Prix Média

The Covid crisis has shown more than ever: we need excellent science journalism. The Prix Média supports media professionals with research contributions and prize money for exciting stories and innovative formats.

A scientific late-night show


The «Galactic Chloé Show» staged by EPFL student Chloé Carrière and celebrity guests is somewhere between a US talk show and a science documentary.  Her competition entry for the Prix Média Newcomer prize is an episode with astronaut Claude Nicollier and Nobel Prize winner Michel Mayor – as always in an intergalactic YouTube setting. 

29 July 2021

Author: Astrid Tomczak


Chloé Carrière, how did you get to hear about the PM Newcomer prize?

Mirko Bischofberger, head of communication at EPFL, sent me the call for entries.  He thought I met the requirements for submitting an entry.


How did you choose your topic?

I would like to share my interest in astrophysics and space travel with the public.  That’s why I founded Space@yourservice.  One example of our projects is «Astronomy on tap».  Students, experts and the public at large meet over a drink and talk about Mars missions, satellites and astronomy.  Unfortunately, these live events were no longer possible due to the Corona virus pandemic.  The «Galactic Chloé Show» on YouTube goes in a similar direction:  it’s a cross between traditional science communication and a late-night show with representatives of EPFL.  We launched the show at EPFL, but would like to also reach a broader audience with it in future.


How does science journalism differ from other forms of journalism?

I’m not primarily a journalist. But I would say: unlike political journalism, for example, one’s own point of view should not play a role in science journalism – because everyone refers to the scientific facts.  Moreover, science journalism should show how science shapes society.  On Covid-19, for example, politicians make certain decisions, but the bases for them are not always obvious.  It’s journalists’ task to bridge this knowledge gap.


«Science journalism should show how science shapes society.»


What can the «old hands» learn from you?

I always say that we can all learn from one other.  Traditional media are often not close enough to their audience and lack authenticity.  The new generation is trying to be closer to the audience – via social media but also through direct exchanges. 


What can you learn from the «old hands»?

Simply everything (laughs).  After all, I didn’t study journalism and I’m impressed time and again by the will to convey scientific information neutrally.  But in concrete terms:  for me, one big challenge is to get the attention of the audience.  So far, we reach mainly the EPFL community, but not many outside.  I have to learn to address a wider audience by designing an article or a video in such a way that people feel more challenged by what they see or read.


What would you do with the prize money if you were to win?

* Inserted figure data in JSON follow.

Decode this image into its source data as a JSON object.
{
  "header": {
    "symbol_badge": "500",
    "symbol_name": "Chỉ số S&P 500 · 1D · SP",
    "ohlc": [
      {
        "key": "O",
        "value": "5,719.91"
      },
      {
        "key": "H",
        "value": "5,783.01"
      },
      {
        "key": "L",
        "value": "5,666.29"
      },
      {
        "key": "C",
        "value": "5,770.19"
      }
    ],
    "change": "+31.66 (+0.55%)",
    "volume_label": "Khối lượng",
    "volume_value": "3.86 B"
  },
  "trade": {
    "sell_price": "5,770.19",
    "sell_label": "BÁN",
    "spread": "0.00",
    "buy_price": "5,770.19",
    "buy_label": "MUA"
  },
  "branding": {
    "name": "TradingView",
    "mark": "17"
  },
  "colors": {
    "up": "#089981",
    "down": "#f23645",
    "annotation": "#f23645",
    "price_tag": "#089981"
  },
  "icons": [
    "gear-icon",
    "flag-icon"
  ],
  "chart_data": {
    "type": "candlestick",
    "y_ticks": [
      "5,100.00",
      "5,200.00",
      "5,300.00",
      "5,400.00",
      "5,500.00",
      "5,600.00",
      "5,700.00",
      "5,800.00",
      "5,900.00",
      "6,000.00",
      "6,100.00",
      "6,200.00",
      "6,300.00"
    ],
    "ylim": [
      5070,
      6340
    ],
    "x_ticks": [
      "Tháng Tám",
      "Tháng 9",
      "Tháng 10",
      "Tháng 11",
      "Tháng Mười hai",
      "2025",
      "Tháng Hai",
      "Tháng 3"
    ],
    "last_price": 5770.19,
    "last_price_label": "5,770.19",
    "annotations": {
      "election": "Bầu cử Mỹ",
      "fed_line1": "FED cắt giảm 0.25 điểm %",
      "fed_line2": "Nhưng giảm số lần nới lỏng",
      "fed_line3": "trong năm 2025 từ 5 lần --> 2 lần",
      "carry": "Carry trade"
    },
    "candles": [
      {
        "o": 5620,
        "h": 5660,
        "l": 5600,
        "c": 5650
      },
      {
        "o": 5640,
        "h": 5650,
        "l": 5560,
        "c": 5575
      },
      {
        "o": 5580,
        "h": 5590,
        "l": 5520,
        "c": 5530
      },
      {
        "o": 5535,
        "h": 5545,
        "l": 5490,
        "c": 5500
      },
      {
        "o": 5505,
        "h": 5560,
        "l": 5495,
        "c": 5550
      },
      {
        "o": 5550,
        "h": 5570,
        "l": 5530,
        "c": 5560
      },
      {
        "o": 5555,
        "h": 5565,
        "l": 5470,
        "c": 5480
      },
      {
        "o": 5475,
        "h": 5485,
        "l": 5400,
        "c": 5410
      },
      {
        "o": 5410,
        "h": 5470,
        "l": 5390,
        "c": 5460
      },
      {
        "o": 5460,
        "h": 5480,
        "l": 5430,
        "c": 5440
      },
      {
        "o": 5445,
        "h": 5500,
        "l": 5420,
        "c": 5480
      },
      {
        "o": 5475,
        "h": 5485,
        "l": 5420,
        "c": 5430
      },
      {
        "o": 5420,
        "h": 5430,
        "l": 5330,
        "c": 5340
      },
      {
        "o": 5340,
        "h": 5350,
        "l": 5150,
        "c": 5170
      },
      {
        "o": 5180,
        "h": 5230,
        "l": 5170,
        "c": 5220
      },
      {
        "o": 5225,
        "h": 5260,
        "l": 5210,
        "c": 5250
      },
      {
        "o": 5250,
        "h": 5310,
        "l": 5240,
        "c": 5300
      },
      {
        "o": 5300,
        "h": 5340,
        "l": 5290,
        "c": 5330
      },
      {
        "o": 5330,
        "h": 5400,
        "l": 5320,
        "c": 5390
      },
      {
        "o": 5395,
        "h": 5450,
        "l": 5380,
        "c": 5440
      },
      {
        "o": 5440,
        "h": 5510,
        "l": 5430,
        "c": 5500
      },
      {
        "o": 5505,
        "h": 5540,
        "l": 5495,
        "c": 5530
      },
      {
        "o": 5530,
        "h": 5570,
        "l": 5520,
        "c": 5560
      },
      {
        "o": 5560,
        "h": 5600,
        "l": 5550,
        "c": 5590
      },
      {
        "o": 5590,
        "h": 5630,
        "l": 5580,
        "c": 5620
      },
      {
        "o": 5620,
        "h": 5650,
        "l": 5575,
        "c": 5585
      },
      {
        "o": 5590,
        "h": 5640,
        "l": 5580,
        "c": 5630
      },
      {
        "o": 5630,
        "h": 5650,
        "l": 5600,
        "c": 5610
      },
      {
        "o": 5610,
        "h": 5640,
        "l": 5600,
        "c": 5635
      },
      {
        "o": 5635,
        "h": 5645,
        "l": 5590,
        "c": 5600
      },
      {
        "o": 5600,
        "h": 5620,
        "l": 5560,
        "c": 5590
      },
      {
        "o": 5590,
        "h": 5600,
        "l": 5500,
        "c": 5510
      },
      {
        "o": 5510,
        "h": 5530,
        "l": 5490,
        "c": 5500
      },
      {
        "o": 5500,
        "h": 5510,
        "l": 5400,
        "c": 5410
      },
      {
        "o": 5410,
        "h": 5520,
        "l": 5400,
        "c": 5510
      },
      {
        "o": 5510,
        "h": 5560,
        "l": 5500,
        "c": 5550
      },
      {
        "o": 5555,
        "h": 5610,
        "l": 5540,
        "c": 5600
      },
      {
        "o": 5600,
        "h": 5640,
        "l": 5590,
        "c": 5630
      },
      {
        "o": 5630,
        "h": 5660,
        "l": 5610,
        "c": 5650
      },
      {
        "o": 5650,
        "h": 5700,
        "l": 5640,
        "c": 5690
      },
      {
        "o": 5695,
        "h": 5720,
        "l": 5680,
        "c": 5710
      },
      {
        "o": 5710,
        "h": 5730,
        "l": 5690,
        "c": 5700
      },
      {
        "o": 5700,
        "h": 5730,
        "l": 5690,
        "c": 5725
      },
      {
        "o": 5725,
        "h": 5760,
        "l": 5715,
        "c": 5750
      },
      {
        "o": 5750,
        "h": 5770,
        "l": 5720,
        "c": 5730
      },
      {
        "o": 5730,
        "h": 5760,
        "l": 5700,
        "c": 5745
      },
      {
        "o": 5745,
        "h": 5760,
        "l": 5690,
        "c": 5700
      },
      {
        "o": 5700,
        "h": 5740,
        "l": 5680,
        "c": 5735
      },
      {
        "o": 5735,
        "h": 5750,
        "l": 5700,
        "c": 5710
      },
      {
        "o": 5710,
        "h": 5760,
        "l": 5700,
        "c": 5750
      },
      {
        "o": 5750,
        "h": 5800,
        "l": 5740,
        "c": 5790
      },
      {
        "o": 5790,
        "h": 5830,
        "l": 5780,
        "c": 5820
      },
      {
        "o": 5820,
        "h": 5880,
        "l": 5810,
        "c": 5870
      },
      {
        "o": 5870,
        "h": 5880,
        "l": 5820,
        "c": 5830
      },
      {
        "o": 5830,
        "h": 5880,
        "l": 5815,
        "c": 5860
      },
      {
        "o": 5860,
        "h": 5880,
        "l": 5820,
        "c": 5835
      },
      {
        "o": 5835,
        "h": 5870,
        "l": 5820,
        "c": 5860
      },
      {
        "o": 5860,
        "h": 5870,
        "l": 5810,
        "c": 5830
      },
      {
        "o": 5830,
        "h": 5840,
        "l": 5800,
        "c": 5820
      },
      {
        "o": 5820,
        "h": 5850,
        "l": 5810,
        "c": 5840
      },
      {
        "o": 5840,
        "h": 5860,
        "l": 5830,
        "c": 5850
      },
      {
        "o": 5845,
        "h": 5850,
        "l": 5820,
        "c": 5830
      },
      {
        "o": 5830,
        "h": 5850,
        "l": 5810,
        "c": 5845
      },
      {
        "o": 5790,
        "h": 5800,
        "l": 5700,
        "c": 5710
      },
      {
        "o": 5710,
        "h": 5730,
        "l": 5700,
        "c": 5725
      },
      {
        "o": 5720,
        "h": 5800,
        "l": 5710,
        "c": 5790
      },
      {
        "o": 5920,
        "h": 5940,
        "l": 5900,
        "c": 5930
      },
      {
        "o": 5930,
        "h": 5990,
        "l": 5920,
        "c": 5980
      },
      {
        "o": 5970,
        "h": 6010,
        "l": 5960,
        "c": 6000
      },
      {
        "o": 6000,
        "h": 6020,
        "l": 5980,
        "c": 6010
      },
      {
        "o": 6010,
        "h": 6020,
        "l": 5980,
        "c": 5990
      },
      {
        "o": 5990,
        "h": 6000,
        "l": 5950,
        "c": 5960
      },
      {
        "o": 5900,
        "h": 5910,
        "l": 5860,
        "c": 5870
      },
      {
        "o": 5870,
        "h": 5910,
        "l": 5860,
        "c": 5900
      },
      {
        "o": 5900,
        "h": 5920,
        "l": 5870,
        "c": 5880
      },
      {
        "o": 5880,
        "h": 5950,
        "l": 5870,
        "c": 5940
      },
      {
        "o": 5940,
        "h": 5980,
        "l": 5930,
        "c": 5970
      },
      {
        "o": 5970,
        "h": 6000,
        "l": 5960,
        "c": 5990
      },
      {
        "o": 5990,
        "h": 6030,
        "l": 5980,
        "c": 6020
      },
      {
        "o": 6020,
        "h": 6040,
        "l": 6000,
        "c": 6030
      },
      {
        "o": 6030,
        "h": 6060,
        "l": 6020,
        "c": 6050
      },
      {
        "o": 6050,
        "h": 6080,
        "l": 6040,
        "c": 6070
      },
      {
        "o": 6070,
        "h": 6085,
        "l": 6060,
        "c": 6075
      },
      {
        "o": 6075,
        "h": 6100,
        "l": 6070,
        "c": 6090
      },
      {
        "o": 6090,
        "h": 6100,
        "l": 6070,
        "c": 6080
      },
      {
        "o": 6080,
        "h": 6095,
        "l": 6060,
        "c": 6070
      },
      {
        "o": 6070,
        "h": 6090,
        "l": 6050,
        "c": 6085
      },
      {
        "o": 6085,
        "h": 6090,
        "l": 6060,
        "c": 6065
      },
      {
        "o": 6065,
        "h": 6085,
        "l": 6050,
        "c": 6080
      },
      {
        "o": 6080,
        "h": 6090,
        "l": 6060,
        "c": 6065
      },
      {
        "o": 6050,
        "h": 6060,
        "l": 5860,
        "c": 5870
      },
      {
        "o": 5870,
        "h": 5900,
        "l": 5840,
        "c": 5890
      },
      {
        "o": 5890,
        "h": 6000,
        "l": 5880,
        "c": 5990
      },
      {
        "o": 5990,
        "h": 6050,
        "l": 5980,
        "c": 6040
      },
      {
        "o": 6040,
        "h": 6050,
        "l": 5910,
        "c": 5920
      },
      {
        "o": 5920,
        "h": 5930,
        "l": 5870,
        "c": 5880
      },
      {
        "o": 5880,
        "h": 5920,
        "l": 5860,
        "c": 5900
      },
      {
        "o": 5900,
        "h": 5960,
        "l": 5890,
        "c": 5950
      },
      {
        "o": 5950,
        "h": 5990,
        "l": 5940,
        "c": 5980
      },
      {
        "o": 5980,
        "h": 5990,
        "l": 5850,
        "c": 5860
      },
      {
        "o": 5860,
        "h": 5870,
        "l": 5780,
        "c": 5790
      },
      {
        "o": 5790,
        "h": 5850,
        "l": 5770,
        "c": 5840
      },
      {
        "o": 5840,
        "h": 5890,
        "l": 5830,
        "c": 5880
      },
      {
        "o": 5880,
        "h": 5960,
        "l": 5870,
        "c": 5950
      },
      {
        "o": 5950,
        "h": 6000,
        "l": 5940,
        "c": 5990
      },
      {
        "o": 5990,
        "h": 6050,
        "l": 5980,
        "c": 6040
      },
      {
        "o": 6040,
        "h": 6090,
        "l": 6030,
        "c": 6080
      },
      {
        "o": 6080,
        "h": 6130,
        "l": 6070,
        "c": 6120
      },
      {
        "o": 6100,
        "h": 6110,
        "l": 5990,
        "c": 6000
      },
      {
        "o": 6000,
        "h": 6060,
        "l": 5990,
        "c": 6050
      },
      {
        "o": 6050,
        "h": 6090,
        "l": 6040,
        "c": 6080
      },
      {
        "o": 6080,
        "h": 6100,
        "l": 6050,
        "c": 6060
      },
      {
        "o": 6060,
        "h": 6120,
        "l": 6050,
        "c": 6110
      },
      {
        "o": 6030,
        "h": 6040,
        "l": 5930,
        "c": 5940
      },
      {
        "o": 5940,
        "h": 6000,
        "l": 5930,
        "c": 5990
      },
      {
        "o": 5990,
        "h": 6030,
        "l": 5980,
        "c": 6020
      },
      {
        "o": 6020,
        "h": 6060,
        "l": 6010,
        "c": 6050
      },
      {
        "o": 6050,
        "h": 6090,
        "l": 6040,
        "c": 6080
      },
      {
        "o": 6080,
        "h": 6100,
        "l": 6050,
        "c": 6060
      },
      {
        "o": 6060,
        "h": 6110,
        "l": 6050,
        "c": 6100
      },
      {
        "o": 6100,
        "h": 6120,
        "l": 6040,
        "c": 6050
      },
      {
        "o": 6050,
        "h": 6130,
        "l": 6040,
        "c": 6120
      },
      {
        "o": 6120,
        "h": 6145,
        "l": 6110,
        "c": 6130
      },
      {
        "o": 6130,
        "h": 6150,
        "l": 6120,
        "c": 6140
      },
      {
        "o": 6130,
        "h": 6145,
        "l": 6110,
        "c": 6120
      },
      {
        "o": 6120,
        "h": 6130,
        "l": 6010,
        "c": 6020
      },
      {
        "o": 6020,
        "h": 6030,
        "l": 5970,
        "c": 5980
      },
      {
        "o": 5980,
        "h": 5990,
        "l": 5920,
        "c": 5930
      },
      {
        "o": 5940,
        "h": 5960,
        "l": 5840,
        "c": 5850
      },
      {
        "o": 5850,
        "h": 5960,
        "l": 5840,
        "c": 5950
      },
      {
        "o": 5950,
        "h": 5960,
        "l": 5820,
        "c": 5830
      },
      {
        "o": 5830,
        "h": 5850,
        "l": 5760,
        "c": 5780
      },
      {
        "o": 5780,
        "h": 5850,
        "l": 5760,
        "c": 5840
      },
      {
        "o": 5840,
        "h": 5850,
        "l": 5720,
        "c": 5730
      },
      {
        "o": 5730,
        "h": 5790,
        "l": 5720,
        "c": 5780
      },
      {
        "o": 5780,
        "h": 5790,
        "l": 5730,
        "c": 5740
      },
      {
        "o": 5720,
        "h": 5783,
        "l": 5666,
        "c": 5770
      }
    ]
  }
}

I have to discuss this with my team.  But I would like to use the money for market research, to find out what the audience would like to see, what kind of interaction, what kind of episodes.  And then I would also love to do live shows, interviews in front of an audience, so that an exchange really happens – as in the US shows.



Chloé Carrière (born 1998) graduated from EPFL with a bachelor’s degree in physics and is now studying for her master’s degree with a minor in aerospace engineering.  The Frenchwoman launched the “Galactic Chloé Show» at EPFL about 10 months ago.  In each 15-minute episode, she interviews a guest on a set decorated like a moon base station.  One of her most famous guests was Swiss astronaut Claude Nicollier, who explained the admissions procedure for the ESA.  In 2019, Carrière also launched the «Asclepios Mission», a simulation of a space expedition during which students are isolated in the Alps for 10 days and have to perform experiments.